Al-Qaeda kills 16 Yemeni pro-government fighters: official
A bomb attack on Friday in southern Yemen killed at least 16 pro-government fighters, a military official said, in one of the deadliest operations claimed by Al-Qaeda jihadists in months.
An explosive-laden vehicle targeted a site of the Southern Transitional Council (STC), a separatist group allied with the government, said STC spokesperson Mohammed Al-Naqib.
The attack at the barracks in Abyan province killed at least 16 fighters and wounded 18 others, Naqib said, blaming Al-Qaeda which claimed the operation.
The death toll was expected to climb due to the severity of the injuries, Naqib told AFP.
Al-Qaeda in a statement said a bomber detonated a vehicle-borne improvised explosive device at the military post, according to the US-based SITE Intelligence Group.
Yemen is a hotbed for jihadists such as Al-Qaeda in the Arabian Peninsula (AQAP), considered by the United States to be the Sunni extremist group's most dangerous offshoot.
AQAP frequently attacks both Yemeni security forces and Western targets.
It has claimed numerous high-profile attacks in the United States and Europe – including the 2015 assault on Charlie Hebdo magazine in France's capital that killed 12 people – although these have declined in recent years.
In Yemen, Al-Qaeda jihadists attacked separatist troops in March in the country's south, killing two.
In August 2023, a bombing blamed on the group also in southern Yemen killed four STC fighters.

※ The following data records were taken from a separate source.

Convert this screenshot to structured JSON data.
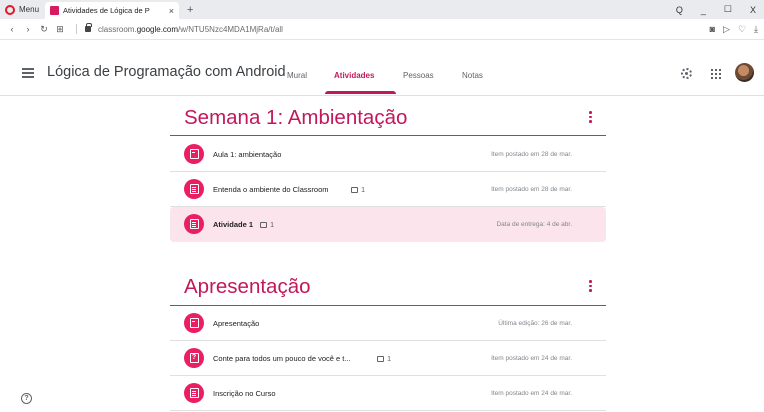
{
  "browser": {
    "menu_label": "Menu",
    "tab_title": "Atividades de Lógica de P",
    "tab_close": "×",
    "new_tab": "+",
    "url_pre": "classroom.",
    "url_host": "google.com",
    "url_post": "/w/NTU5Nzc4MDA1MjRa/t/all",
    "controls": [
      "Q",
      "_",
      "☐",
      "X"
    ]
  },
  "header": {
    "course_title": "Lógica de Programação com Android",
    "tabs": [
      {
        "label": "Mural"
      },
      {
        "label": "Atividades"
      },
      {
        "label": "Pessoas"
      },
      {
        "label": "Notas"
      }
    ]
  },
  "sections": [
    {
      "title": "Semana 1: Ambientação",
      "items": [
        {
          "icon": "material",
          "title": "Aula 1: ambientação",
          "comments": "",
          "meta": "Item postado em 28 de mar."
        },
        {
          "icon": "assignment",
          "title": "Entenda o ambiente do Classroom",
          "comments": "1",
          "meta": "Item postado em 28 de mar."
        },
        {
          "icon": "assignment",
          "title": "Atividade 1",
          "comments": "1",
          "meta": "Data de entrega: 4 de abr."
        }
      ]
    },
    {
      "title": "Apresentação",
      "items": [
        {
          "icon": "material",
          "title": "Apresentação",
          "comments": "",
          "meta": "Última edição: 26 de mar."
        },
        {
          "icon": "question",
          "title": "Conte para todos um pouco de você e t...",
          "comments": "1",
          "meta": "Item postado em 24 de mar."
        },
        {
          "icon": "assignment",
          "title": "Inscrição no Curso",
          "comments": "",
          "meta": "Item postado em 24 de mar."
        }
      ]
    }
  ],
  "colors": {
    "accent": "#c2185b",
    "icon_bg": "#e91e63",
    "highlight": "#fce4ec"
  },
  "help": "?"
}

Another Al-Qaeda attack that month killed five STC fighters.
And almost a year earlier, 21 separatist fighters were killed in an Al-Qaeda attack on Abyan in September 2022.

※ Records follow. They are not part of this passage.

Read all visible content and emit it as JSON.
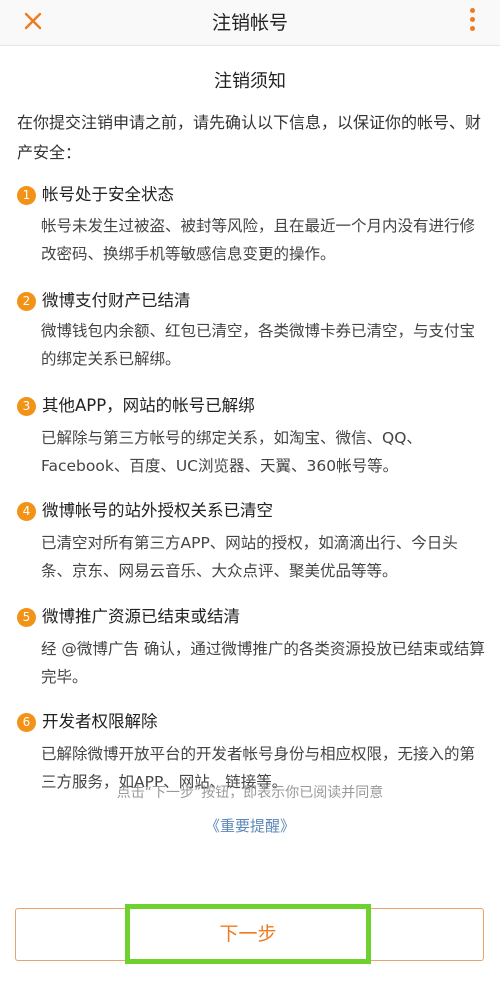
{
  "header": {
    "title": "注销帐号",
    "close_icon": "close-icon",
    "more_icon": "more-vertical-icon",
    "accent_color": "#f07b1e"
  },
  "notice": {
    "title": "注销须知",
    "intro": "在你提交注销申请之前，请先确认以下信息，以保证你的帐号、财产安全：",
    "items": [
      {
        "num": "1",
        "title": "帐号处于安全状态",
        "desc": "帐号未发生过被盗、被封等风险，且在最近一个月内没有进行修改密码、换绑手机等敏感信息变更的操作。"
      },
      {
        "num": "2",
        "title": "微博支付财产已结清",
        "desc": "微博钱包内余额、红包已清空，各类微博卡券已清空，与支付宝的绑定关系已解绑。"
      },
      {
        "num": "3",
        "title": "其他APP，网站的帐号已解绑",
        "desc": "已解除与第三方帐号的绑定关系，如淘宝、微信、QQ、Facebook、百度、UC浏览器、天翼、360帐号等。"
      },
      {
        "num": "4",
        "title": "微博帐号的站外授权关系已清空",
        "desc": "已清空对所有第三方APP、网站的授权，如滴滴出行、今日头条、京东、网易云音乐、大众点评、聚美优品等等。"
      },
      {
        "num": "5",
        "title": "微博推广资源已结束或结清",
        "desc": "经 @微博广告 确认，通过微博推广的各类资源投放已结束或结算完毕。"
      },
      {
        "num": "6",
        "title": "开发者权限解除",
        "desc": "已解除微博开放平台的开发者帐号身份与相应权限，无接入的第三方服务，如APP、网站、链接等。"
      }
    ]
  },
  "footer": {
    "note": "点击“下一步”按钮，即表示你已阅读并同意",
    "link": "《重要提醒》",
    "next_label": "下一步"
  }
}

In March this year, AQAP announced that Saad Al-Awlaki, a Yemeni national wanted by the United States, had taken the helm of the organisation after the death its former leader, Khalid Batarfi, following a long illness.

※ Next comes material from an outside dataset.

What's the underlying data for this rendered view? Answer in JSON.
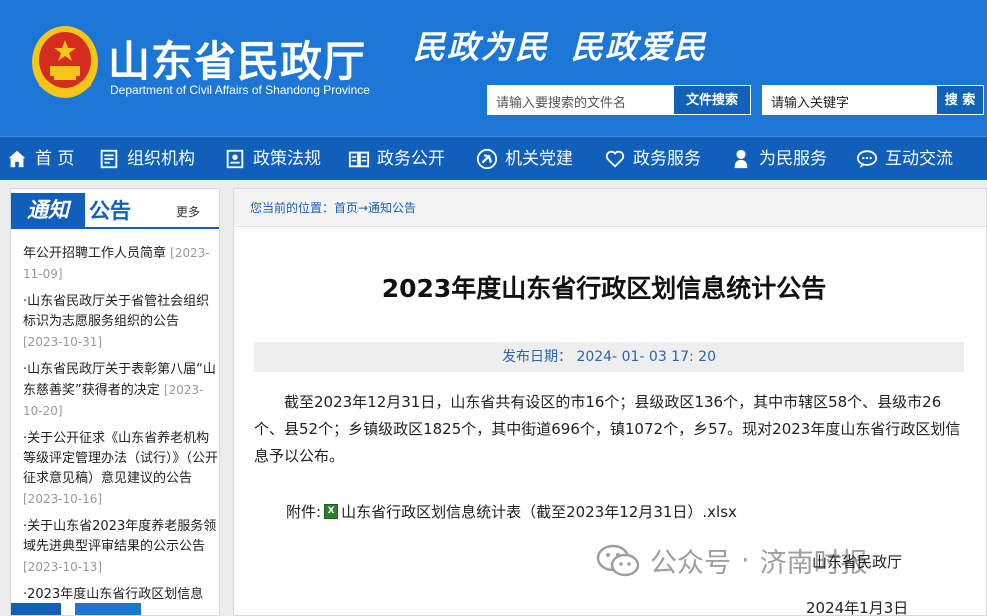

Long on the front line of the war against Al-Qaeda, Yemen erupted into war in 2014 when Iran-backed Houthi rebels seized the capital Sanaa.
A Saudi-led military coalition intervened the following year on the side of the country's internationally recognised government.
Born in 2009 from the merger of Al-Qaeda's Yemeni and Saudi factions, AQAP grew and developed in the chaos of the war.
But it is now just one of many armed movements in southern Yemen, including the Islamic State jihadist group and UAE-trained separatist militias that back the internationally recognised government against the Houthis.